Jaina studies are expanding and increasingly gaining in international recognition. Counterbalancing an earlier bias towards research on the Shvetambara community and on north-western India, there are a number of recent surveys on the Digambaras in the South. These studies, however, have generally neglected the modern State of Karnataka. This historically and culturally significant region, in which Jainism has played a major role, forms the focus of the present volume. Despite its emphasis on Digambara Jainism and on Karnataka, the book includes many references to other religious groups striving for supremacy in the region, and to neighbouring States in the wider area of South India.

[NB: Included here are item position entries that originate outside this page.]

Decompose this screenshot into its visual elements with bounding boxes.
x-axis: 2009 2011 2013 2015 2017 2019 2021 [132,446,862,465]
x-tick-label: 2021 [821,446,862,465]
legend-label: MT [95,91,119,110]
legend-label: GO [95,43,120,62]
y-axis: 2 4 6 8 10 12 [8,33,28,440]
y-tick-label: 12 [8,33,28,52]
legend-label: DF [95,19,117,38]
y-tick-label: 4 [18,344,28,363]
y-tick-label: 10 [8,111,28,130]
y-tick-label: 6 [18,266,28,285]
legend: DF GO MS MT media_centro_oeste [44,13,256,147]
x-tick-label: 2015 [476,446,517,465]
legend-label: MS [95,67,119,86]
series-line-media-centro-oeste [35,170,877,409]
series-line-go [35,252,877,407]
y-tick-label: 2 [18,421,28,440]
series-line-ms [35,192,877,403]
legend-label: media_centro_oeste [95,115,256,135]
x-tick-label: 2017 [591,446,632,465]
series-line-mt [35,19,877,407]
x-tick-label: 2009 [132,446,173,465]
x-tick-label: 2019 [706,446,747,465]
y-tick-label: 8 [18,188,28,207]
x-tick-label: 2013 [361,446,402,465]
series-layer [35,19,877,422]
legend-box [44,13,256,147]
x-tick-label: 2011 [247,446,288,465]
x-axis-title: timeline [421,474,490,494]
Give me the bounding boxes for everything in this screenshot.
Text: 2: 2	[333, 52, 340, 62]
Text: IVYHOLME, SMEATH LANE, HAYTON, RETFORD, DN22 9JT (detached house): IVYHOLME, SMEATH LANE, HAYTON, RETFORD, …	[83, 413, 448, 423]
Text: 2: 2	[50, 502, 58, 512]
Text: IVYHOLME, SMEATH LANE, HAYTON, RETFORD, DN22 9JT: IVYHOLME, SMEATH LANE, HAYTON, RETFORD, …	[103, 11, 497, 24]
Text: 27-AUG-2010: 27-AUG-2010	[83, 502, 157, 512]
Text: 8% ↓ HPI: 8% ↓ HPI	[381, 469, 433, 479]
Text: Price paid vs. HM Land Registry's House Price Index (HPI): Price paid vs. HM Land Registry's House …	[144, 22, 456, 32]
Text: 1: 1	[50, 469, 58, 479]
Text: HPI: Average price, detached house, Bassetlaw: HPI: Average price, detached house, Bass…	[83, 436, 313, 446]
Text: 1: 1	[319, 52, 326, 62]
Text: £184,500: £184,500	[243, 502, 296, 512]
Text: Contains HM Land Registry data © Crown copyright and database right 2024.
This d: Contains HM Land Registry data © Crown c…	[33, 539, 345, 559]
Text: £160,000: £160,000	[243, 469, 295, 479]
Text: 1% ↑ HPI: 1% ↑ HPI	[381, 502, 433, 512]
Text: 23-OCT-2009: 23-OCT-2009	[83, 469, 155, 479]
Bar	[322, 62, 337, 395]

In addition to the novel emphases in terms of religious and regional approach, this collection of thirteen research papers revolves around the question of what is heritage and who defines it. The scholarly contributions combine the latest findings from the three main disciplines of history, art and architecture, and religious studies—with ample citations from literature, epigraphy, archaeology and anthropology. In their entirety they widen our understanding of the concept of heritage and approach hitherto neglected areas of research. Particularly important are the contributions providing fresh evidence on political history, and the rise and subsequent relative decline of the Jaina community in the South. Equally significant are the investigations into neglected and so-far unknown areas of architectural history, combined with the provision of revised interpretations of known sites. The scholarly contributions from religious studies emphasise the distinction and resilience of the Digambara Jainas and outline religious change over a period stretching from the early centuries BCE to the present day.
By introducing new areas of enquiry, identifying important signifiers of heritage, reinterpreting earlier findings, drawing on modern South Asian studies, and combining research findings from across a number of academic fields in an interdisciplinary manner, this collection of specialist papers reveals new ways of seeing and understanding the splendour and complexities of the Jaina heritage. In doing so, it opens up a number of new questions concerning the construction and preservation of the heritages of other groups and regions of South Asia and the wider world as well.